Exercise: Import the .csv into R

  1. Import the .csv file from the Excel Hell lesson as a dataframe and call it RCT.

Exercise: Answer

  1. Import the .csv file from the Excel Hell lesson as a dataframe and call it RCT.

RCT <- read_csv("data/file.csv")

Everything is a “data-frame”

Everything is a “data-frame”

Ok now you’ve managed to get your data into R! What next?

  • Spreadsheets in R are called ‘dataframes’.

  • A data-frame has columns, each identified by a name, and rows for observations.

  • This means that however you import your data into R within your pipeline, those data will end up as a dataframe.

  • Let’s do a quick tour of dataframes in R.

Let’s have a look at the data

We successfully brought in the RCT data and named it RCT. How do we look at it?

Selecting columns

Most of the time the rows are ‘observations’ and we want to pick out ‘characteristics’ of those observations (i.e. the columns). Rather than having to remember the column number, we can just ask for a columm by name using the $ operator: e.g. dataframename$some_column

Exercise: Taking a quick look at the data

  1. What are the names of the columns? Hint: try names()

  2. Display in the console the items in the column ps0h

  3. Can you do the same for all the other columns in RCT?

  4. Can you find out how many patients were randomised to each arm? Hint: you can use the function table()

  5. Can you find out how many subjects there are?

Exercise: Answers

  1. What are the names of the columns? names(RCT)

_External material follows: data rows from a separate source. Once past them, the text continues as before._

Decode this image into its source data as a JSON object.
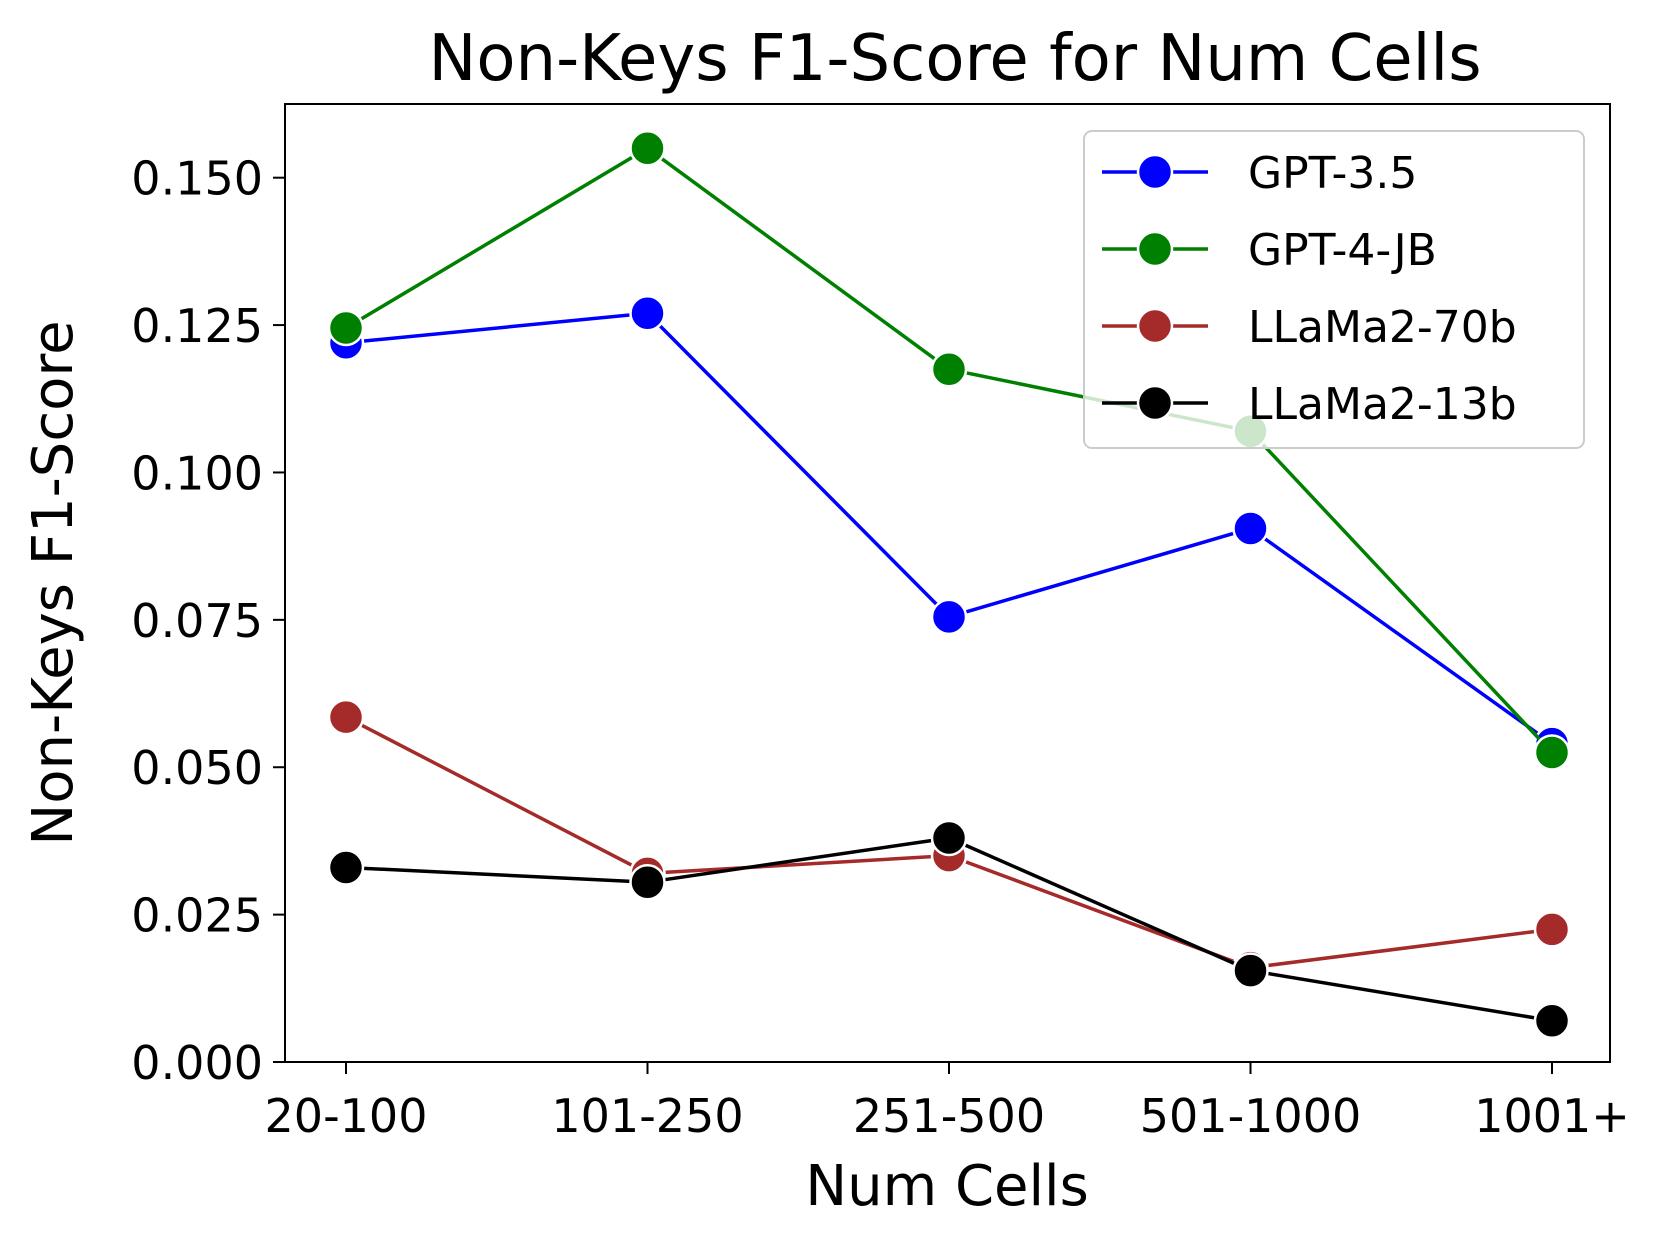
{
  "chart_data": {
    "type": "line",
    "title": "Non-Keys F1-Score for Num Cells",
    "xlabel": "Num Cells",
    "ylabel": "Non-Keys F1-Score",
    "categories": [
      "20-100",
      "101-250",
      "251-500",
      "501-1000",
      "1001+"
    ],
    "ylim": [
      0.0,
      0.1625
    ],
    "yticks": [
      "0.000",
      "0.025",
      "0.050",
      "0.075",
      "0.100",
      "0.125",
      "0.150"
    ],
    "ytick_values": [
      0.0,
      0.025,
      0.05,
      0.075,
      0.1,
      0.125,
      0.15
    ],
    "grid": false,
    "legend_position": "top-right",
    "series": [
      {
        "name": "GPT-3.5",
        "color": "#0000ff",
        "values": [
          0.122,
          0.127,
          0.0755,
          0.0905,
          0.054
        ]
      },
      {
        "name": "GPT-4-JB",
        "color": "#008000",
        "values": [
          0.1245,
          0.155,
          0.1175,
          0.107,
          0.0525
        ]
      },
      {
        "name": "LLaMa2-70b",
        "color": "#a52a2a",
        "values": [
          0.0585,
          0.032,
          0.035,
          0.016,
          0.0225
        ]
      },
      {
        "name": "LLaMa2-13b",
        "color": "#000000",
        "values": [
          0.033,
          0.0305,
          0.038,
          0.0155,
          0.007
        ]
      }
    ]
  }
}
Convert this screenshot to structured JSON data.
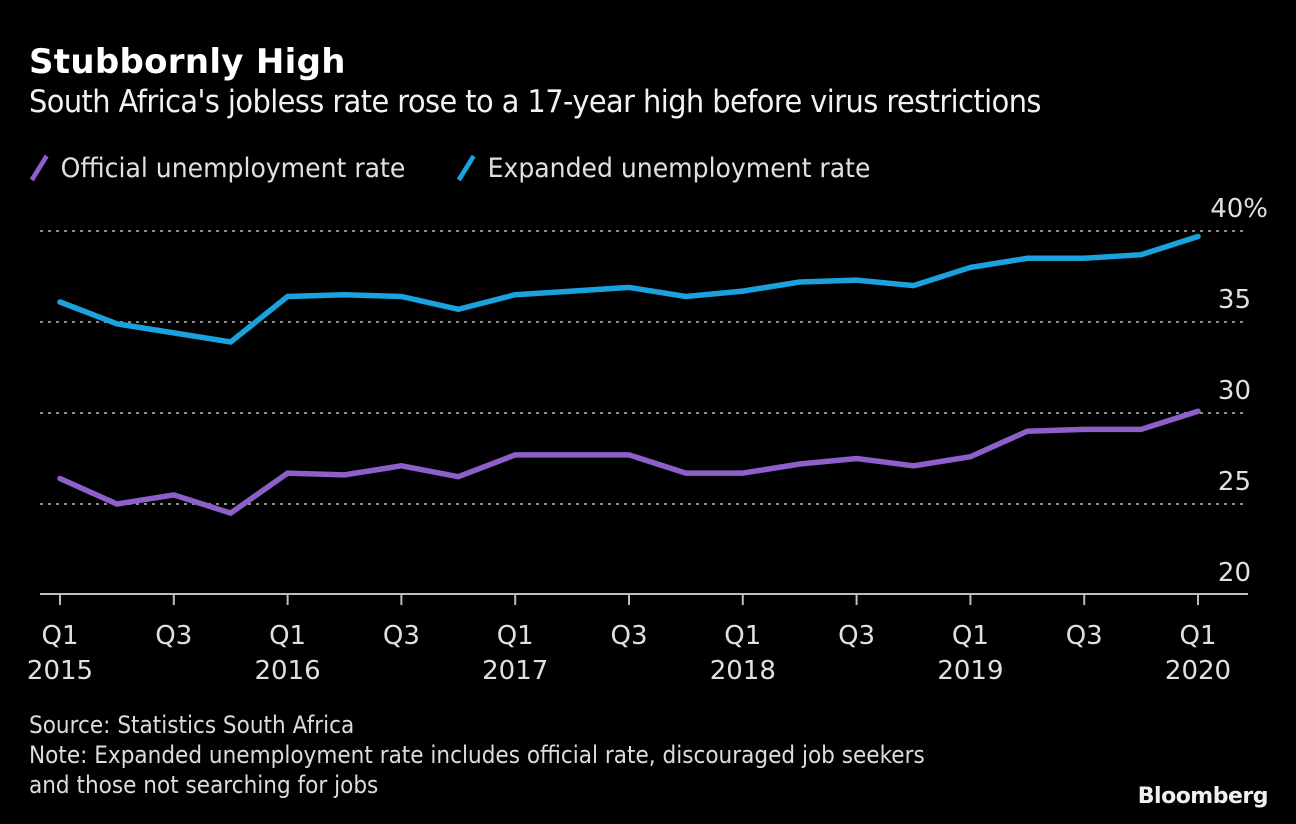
{
  "header": {
    "title": "Stubbornly High",
    "subtitle": "South Africa's jobless rate rose to a 17-year high before virus restrictions"
  },
  "footer": {
    "source": "Source: Statistics South Africa",
    "note_line1": "Note: Expanded unemployment rate includes official rate, discouraged job seekers",
    "note_line2": "and those not searching for jobs",
    "brand": "Bloomberg"
  },
  "chart_data": {
    "type": "line",
    "title": "Stubbornly High",
    "subtitle": "South Africa's jobless rate rose to a 17-year high before virus restrictions",
    "xlabel": "",
    "ylabel": "",
    "x": [
      "Q1 2015",
      "Q2 2015",
      "Q3 2015",
      "Q4 2015",
      "Q1 2016",
      "Q2 2016",
      "Q3 2016",
      "Q4 2016",
      "Q1 2017",
      "Q2 2017",
      "Q3 2017",
      "Q4 2017",
      "Q1 2018",
      "Q2 2018",
      "Q3 2018",
      "Q4 2018",
      "Q1 2019",
      "Q2 2019",
      "Q3 2019",
      "Q4 2019",
      "Q1 2020"
    ],
    "series": [
      {
        "name": "Official unemployment rate",
        "color": "#8e5fc8",
        "values": [
          26.4,
          25.0,
          25.5,
          24.5,
          26.7,
          26.6,
          27.1,
          26.5,
          27.7,
          27.7,
          27.7,
          26.7,
          26.7,
          27.2,
          27.5,
          27.1,
          27.6,
          29.0,
          29.1,
          29.1,
          30.1
        ]
      },
      {
        "name": "Expanded unemployment rate",
        "color": "#1aa1de",
        "values": [
          36.1,
          34.9,
          34.4,
          33.9,
          36.4,
          36.5,
          36.4,
          35.7,
          36.5,
          36.7,
          36.9,
          36.4,
          36.7,
          37.2,
          37.3,
          37.0,
          38.0,
          38.5,
          38.5,
          38.7,
          39.7
        ]
      }
    ],
    "ylim": [
      20,
      40
    ],
    "y_ticks": [
      {
        "value": 40,
        "label": "40%"
      },
      {
        "value": 35,
        "label": "35"
      },
      {
        "value": 30,
        "label": "30"
      },
      {
        "value": 25,
        "label": "25"
      },
      {
        "value": 20,
        "label": "20"
      }
    ],
    "x_ticks": [
      {
        "index": 0,
        "line1": "Q1",
        "line2": "2015"
      },
      {
        "index": 2,
        "line1": "Q3",
        "line2": ""
      },
      {
        "index": 4,
        "line1": "Q1",
        "line2": "2016"
      },
      {
        "index": 6,
        "line1": "Q3",
        "line2": ""
      },
      {
        "index": 8,
        "line1": "Q1",
        "line2": "2017"
      },
      {
        "index": 10,
        "line1": "Q3",
        "line2": ""
      },
      {
        "index": 12,
        "line1": "Q1",
        "line2": "2018"
      },
      {
        "index": 14,
        "line1": "Q3",
        "line2": ""
      },
      {
        "index": 16,
        "line1": "Q1",
        "line2": "2019"
      },
      {
        "index": 18,
        "line1": "Q3",
        "line2": ""
      },
      {
        "index": 20,
        "line1": "Q1",
        "line2": "2020"
      }
    ],
    "grid": true,
    "grid_style": "dotted",
    "legend_position": "top-left",
    "y_axis_position": "right"
  }
}
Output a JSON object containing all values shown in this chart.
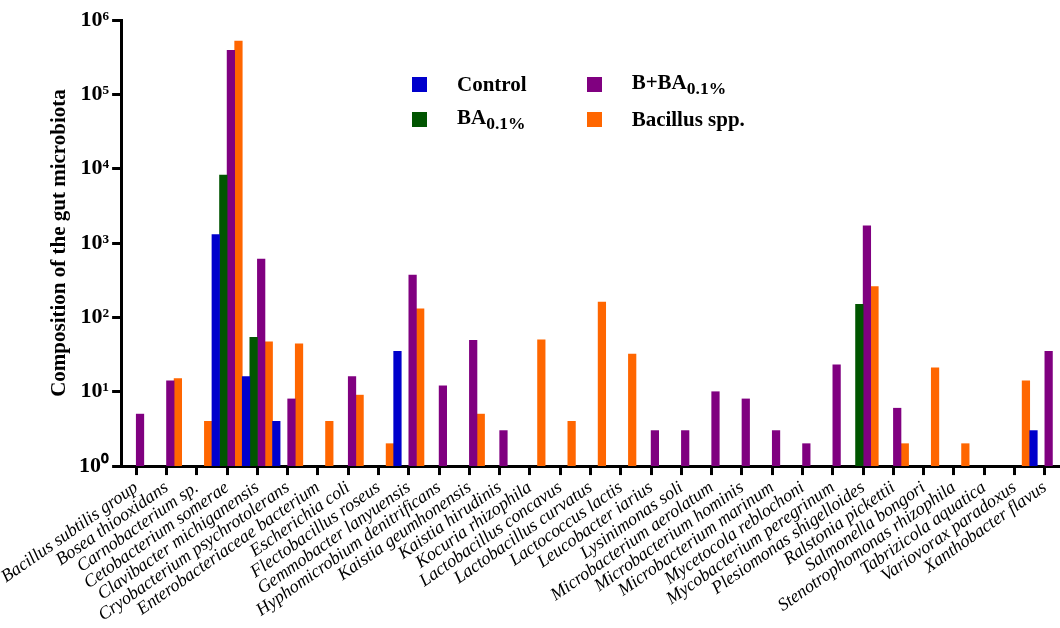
{
  "chart_data": {
    "type": "bar",
    "ylabel": "Composition of the gut microbiota",
    "categories": [
      "Bacillus subtilis group",
      "Bosea thiooxidans",
      "Carnobacterium sp.",
      "Cetobacterium somerae",
      "Clavibacter michiganensis",
      "Cryobacterium psychrotolerans",
      "Enterobacteriaceae bacterium",
      "Escherichia coli",
      "Flectobacillus roseus",
      "Gemmobacter lanyuensis",
      "Hyphomicrobium denitrificans",
      "Kaistia geumhonensis",
      "Kaistia hirudinis",
      "Kocuria rhizophila",
      "Lactobacillus concavus",
      "Lactobacillus curvatus",
      "Lactococcus lactis",
      "Leucobacter iarius",
      "Lysinimonas soli",
      "Microbacterium aerolatum",
      "Microbacterium hominis",
      "Microbacterium marinum",
      "Mycetocola reblochoni",
      "Mycobacterium peregrinum",
      "Plesiomonas shigelloides",
      "Ralstonia pickettii",
      "Salmonella bongori",
      "Stenotrophomonas rhizophila",
      "Tabrizicola aquatica",
      "Variovorax paradoxus",
      "Xanthobacter flavus"
    ],
    "series": [
      {
        "name": "Control",
        "color": "#0000cc",
        "values": [
          null,
          null,
          null,
          1300,
          16,
          4,
          null,
          null,
          null,
          35,
          null,
          null,
          null,
          null,
          null,
          null,
          null,
          null,
          null,
          null,
          null,
          null,
          null,
          null,
          null,
          null,
          null,
          null,
          null,
          null,
          3
        ]
      },
      {
        "name": "BA$_{0.1%}$",
        "color": "#005500",
        "values": [
          null,
          null,
          null,
          8200,
          54,
          null,
          null,
          null,
          null,
          null,
          null,
          null,
          null,
          null,
          null,
          null,
          null,
          null,
          null,
          null,
          null,
          null,
          null,
          null,
          150,
          null,
          null,
          null,
          null,
          null,
          null
        ]
      },
      {
        "name": "B+BA$_{0.1%}$",
        "color": "#800080",
        "values": [
          5,
          14,
          null,
          390000,
          610,
          8,
          null,
          16,
          null,
          370,
          12,
          49,
          3,
          null,
          null,
          null,
          null,
          3,
          3,
          10,
          8,
          3,
          2,
          23,
          1700,
          6,
          null,
          null,
          null,
          null,
          35
        ]
      },
      {
        "name": "Bacillus spp.",
        "color": "#ff6600",
        "values": [
          null,
          15,
          4,
          520000,
          47,
          44,
          4,
          9,
          2,
          130,
          null,
          5,
          null,
          50,
          4,
          160,
          32,
          null,
          null,
          null,
          null,
          null,
          null,
          null,
          260,
          2,
          21,
          2,
          null,
          14,
          null
        ]
      }
    ],
    "log": true,
    "ylim": [
      1,
      1000000
    ],
    "yticks": [
      {
        "value": 1,
        "label": "10⁰"
      },
      {
        "value": 10,
        "label": "10¹"
      },
      {
        "value": 100,
        "label": "10²"
      },
      {
        "value": 1000,
        "label": "10³"
      },
      {
        "value": 10000,
        "label": "10⁴"
      },
      {
        "value": 100000,
        "label": "10⁵"
      },
      {
        "value": 1000000,
        "label": "10⁶"
      }
    ],
    "grid": false,
    "legend": "top"
  }
}
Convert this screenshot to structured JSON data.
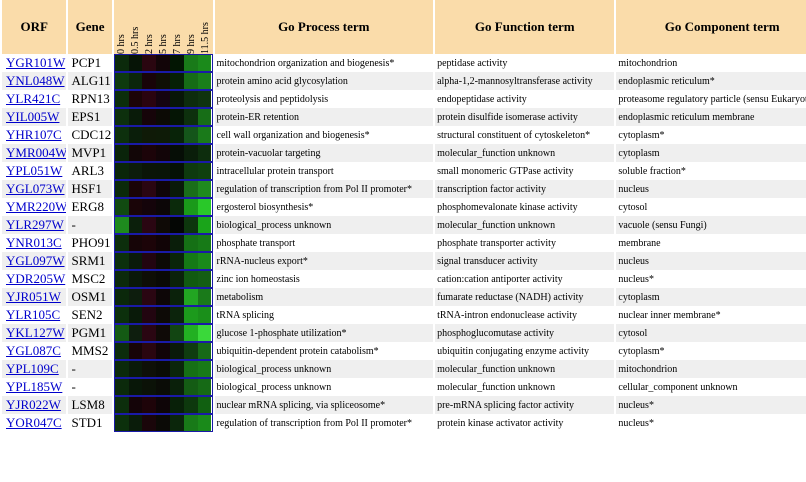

  2. Display in the console the items in the column RCT$ps0h

  3. Can you do the same for all the other columns in RCT? RCT$gender, RCT$age, etc.

  4. Can you find out how many patients were randomised to each arm? table(RCT$random)

  5. Can you find out how many subjects there are? nrow(RCT)

Summary

Summary

We have learned:

  1. Exporting an .xlsx file into a .csv file.

  2. Import data into R using

    • point-and-click
    • scripting.
  3. Navigate around a dataframe to start getting at some answers from data.

Homework

  1. Can you import and look at the outreach.csv dataset? What is the average heart rate? How many patients were accepted to ICU (the column is called icu_accept), and what was the mortality?